Lucy e Yoruba, sozinhos, afagam as mãos

Lucy - O maior perigo disto é a manipulação ideológica da Natureza. Porque se não há regras, nenhum código ético na identificação dos seres, posso varrer uma fauna do mapa a meu bel-prazer, criar outra totalmente diversa. Como aconteceu com os répteis de Cabo Verde... Ora isso é tão perigoso como as metáforas. Mais perigoso que a engenharia genética, porque com o racismo ainda acabam por nos varrer a nós...

Yoruba (toca timidamente a mão de Lucy, compara-as) - Skin...

Lucy (faz-lhe uma festa na mão) - Skin head... Não tenhas medo, Yoruba... Somos iguais, somos irmãos, a pele não tem importância nenhuma...

Yoruba - Para os outros, tem... (tira um frasquinho do bolso, põe um pouco nas costas da mão dela, depois nas dele; ela cheira as mãos de ambos, deliciada) Almíscar, é importante...

Dangbé (gregoriano) - Cantamos nas trevas, vivemos nas trevas, ancorámos nas trevas... 

Afastam-se todos e deixam
Lucy e Yoruba sozinhos 

 

Lucy - Estou muito magoada... Não chegará o invisível passageiro? Toda a noite de vigília e ele não veio... Tenho pena... (estuda o mapa) Podíamos seguir esta rota... De qualquer maneira, temos sempre de passar por Cabo Verde... E mesmo que não tivéssemos, Cabo Verde é a minha via sacra... (começa a choramingar). 

Yoruba - Eis que a piroga lhe deu para soçobrar, Inna lil láhi wa inna ilaihi rájiun!... Ó perfume dos jardins do Éden, o que foi que aconteceu?

Lucy - Estão sempre a acontecer tragédias aos caboverdianos... 

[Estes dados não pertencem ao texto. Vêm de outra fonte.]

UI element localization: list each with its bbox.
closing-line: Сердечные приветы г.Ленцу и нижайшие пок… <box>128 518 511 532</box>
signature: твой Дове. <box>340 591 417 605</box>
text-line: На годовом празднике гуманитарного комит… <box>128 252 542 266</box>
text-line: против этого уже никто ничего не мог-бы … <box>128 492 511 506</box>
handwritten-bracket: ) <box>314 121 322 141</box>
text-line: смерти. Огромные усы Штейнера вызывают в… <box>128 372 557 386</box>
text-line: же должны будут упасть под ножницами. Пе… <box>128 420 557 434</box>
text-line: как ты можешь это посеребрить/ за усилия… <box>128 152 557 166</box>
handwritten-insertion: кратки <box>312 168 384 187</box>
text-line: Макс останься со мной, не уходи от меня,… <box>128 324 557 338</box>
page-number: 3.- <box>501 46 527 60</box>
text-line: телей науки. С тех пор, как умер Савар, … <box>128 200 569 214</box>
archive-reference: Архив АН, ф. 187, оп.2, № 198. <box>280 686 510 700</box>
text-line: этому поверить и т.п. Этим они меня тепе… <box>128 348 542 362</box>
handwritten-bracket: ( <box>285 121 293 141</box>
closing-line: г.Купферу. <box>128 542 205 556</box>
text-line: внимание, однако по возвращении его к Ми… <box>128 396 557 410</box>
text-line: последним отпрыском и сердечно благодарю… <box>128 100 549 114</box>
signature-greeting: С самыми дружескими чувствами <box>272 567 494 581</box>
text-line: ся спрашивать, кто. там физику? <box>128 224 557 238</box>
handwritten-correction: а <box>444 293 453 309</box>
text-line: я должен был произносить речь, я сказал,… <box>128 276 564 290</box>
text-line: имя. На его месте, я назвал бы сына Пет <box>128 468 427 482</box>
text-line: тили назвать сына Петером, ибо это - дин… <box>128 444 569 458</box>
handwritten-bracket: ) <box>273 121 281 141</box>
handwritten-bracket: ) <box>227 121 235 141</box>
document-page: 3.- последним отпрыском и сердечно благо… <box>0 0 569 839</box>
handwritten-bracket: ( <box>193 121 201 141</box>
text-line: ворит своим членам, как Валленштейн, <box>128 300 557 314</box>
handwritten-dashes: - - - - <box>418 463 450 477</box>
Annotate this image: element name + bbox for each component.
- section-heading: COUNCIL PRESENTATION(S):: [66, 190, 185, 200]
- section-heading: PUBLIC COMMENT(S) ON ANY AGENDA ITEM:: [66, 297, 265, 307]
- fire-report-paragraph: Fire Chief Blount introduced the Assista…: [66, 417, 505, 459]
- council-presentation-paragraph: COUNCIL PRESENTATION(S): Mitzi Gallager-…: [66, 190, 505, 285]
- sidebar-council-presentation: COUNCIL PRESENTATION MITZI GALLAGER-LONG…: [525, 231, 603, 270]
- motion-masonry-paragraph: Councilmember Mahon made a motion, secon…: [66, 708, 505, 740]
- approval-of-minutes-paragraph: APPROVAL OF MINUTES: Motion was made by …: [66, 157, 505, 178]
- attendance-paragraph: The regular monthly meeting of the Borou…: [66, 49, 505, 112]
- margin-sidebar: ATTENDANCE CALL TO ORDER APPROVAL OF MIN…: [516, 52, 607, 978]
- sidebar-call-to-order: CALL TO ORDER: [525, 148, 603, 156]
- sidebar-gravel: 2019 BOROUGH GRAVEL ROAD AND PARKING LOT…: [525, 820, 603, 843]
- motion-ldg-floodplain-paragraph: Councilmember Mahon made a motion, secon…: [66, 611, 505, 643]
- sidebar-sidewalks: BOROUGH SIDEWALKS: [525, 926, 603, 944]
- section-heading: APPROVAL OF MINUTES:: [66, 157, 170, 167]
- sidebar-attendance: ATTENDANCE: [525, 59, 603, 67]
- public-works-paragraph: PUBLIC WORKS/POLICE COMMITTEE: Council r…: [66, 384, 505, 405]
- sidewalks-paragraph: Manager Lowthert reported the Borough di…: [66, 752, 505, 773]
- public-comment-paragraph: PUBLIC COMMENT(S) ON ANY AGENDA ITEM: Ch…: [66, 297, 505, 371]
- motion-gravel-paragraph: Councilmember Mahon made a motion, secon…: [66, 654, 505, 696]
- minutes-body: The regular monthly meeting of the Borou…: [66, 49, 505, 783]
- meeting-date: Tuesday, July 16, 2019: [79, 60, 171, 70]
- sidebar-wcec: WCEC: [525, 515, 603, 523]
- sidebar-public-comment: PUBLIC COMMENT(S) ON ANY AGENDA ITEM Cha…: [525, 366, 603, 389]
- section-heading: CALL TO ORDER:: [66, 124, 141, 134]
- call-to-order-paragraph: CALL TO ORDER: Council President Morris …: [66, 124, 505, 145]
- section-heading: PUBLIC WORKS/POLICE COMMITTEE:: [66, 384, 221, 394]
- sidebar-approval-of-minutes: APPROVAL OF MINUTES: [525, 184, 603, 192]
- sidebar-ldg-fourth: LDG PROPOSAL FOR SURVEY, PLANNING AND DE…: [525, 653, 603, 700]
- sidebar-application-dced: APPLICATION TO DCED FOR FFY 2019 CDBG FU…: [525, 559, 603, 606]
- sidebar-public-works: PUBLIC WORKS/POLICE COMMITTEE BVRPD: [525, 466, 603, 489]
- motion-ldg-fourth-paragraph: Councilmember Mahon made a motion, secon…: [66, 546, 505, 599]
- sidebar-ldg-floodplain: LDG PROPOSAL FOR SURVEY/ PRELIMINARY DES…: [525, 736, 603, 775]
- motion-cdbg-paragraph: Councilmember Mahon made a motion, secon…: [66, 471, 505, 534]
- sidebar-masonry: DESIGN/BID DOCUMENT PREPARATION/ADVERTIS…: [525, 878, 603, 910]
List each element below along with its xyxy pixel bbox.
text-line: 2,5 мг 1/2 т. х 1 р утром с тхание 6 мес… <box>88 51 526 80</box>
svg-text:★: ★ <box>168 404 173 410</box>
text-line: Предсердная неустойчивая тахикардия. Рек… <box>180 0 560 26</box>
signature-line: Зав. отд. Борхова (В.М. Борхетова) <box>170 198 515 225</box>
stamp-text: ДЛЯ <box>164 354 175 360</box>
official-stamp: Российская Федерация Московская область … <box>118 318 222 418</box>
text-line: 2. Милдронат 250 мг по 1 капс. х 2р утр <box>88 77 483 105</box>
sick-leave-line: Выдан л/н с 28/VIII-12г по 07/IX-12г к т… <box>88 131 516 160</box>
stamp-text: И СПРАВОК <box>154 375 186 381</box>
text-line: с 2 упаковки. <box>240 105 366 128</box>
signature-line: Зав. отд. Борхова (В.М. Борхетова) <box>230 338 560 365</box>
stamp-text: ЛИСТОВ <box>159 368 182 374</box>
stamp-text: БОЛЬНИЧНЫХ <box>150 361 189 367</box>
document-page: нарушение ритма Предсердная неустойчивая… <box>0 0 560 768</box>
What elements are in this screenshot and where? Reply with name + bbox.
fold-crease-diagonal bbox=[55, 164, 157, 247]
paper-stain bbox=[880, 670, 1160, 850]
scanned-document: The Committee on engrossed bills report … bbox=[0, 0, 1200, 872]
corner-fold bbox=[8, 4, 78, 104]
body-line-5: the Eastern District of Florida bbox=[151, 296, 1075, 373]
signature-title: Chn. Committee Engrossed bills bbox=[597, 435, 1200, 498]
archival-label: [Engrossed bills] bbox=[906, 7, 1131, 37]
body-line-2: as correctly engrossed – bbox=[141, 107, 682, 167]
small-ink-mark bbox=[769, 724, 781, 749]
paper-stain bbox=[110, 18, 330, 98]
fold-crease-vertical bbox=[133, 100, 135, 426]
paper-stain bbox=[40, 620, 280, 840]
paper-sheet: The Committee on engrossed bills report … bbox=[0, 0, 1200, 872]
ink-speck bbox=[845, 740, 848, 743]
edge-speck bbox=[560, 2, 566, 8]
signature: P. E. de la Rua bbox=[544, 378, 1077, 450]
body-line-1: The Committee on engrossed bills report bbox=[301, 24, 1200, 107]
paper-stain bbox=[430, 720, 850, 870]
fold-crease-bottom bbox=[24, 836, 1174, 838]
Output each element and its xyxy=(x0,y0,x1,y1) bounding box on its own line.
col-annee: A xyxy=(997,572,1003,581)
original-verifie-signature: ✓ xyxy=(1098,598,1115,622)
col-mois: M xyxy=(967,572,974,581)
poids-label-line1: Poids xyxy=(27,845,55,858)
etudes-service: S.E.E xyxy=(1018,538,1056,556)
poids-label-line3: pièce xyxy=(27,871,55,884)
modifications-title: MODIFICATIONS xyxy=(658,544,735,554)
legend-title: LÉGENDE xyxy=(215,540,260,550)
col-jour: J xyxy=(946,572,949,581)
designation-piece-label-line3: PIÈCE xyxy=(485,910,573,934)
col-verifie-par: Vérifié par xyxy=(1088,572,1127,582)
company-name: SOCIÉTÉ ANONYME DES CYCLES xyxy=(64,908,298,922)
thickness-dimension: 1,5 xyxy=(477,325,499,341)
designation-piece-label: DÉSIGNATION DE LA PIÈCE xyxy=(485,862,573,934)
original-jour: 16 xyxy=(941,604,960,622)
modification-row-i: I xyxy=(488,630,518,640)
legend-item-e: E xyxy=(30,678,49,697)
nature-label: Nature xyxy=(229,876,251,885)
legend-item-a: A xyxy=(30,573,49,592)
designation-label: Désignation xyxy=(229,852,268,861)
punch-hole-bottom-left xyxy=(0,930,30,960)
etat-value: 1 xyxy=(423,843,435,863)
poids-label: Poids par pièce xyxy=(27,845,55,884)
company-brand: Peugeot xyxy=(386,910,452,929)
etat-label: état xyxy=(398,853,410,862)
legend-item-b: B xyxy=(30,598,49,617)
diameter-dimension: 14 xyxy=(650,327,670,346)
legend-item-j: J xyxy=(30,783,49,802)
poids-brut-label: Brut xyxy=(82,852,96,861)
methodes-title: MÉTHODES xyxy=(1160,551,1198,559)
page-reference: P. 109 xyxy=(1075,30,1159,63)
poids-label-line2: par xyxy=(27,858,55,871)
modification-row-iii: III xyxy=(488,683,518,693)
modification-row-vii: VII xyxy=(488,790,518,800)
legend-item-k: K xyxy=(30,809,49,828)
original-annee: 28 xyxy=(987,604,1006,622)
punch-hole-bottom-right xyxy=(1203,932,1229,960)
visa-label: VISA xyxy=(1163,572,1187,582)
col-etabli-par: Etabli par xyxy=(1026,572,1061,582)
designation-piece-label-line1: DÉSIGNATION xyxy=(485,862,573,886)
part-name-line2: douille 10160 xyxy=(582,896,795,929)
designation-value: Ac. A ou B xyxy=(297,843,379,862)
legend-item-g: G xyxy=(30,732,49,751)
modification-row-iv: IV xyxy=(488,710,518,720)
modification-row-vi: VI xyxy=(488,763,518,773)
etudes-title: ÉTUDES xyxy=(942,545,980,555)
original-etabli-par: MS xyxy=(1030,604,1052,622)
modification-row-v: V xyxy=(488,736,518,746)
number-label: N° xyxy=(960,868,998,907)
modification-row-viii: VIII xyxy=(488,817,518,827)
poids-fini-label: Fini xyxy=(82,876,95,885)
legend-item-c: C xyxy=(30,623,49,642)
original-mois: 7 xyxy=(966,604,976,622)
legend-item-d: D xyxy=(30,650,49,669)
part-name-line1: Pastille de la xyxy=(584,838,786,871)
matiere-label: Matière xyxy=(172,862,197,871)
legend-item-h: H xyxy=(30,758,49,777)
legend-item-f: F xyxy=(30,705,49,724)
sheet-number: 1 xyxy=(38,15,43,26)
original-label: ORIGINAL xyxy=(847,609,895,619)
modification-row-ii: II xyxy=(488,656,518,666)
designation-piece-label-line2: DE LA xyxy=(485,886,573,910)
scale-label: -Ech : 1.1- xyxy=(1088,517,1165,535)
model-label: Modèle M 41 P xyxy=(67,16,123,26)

Sylvia - Sim, mas não é por isso... Ora, que cena é esta? A comandante da nau Gabriel deixa-se naufragar? O que é que te deu assim de repente? 

Lucy - Nada, nada... Um amigo, o meu primei... Não, não quero falar... 

Yoruba - Por Allah, o primeiro amor... O primeiro amor dela era caboverdiano. E depois? Conta... Morreu? É natural, Lucy, o amor é às vezes tão passageira brisa... Ó gazela das ondas marinhas, abre o teu coração...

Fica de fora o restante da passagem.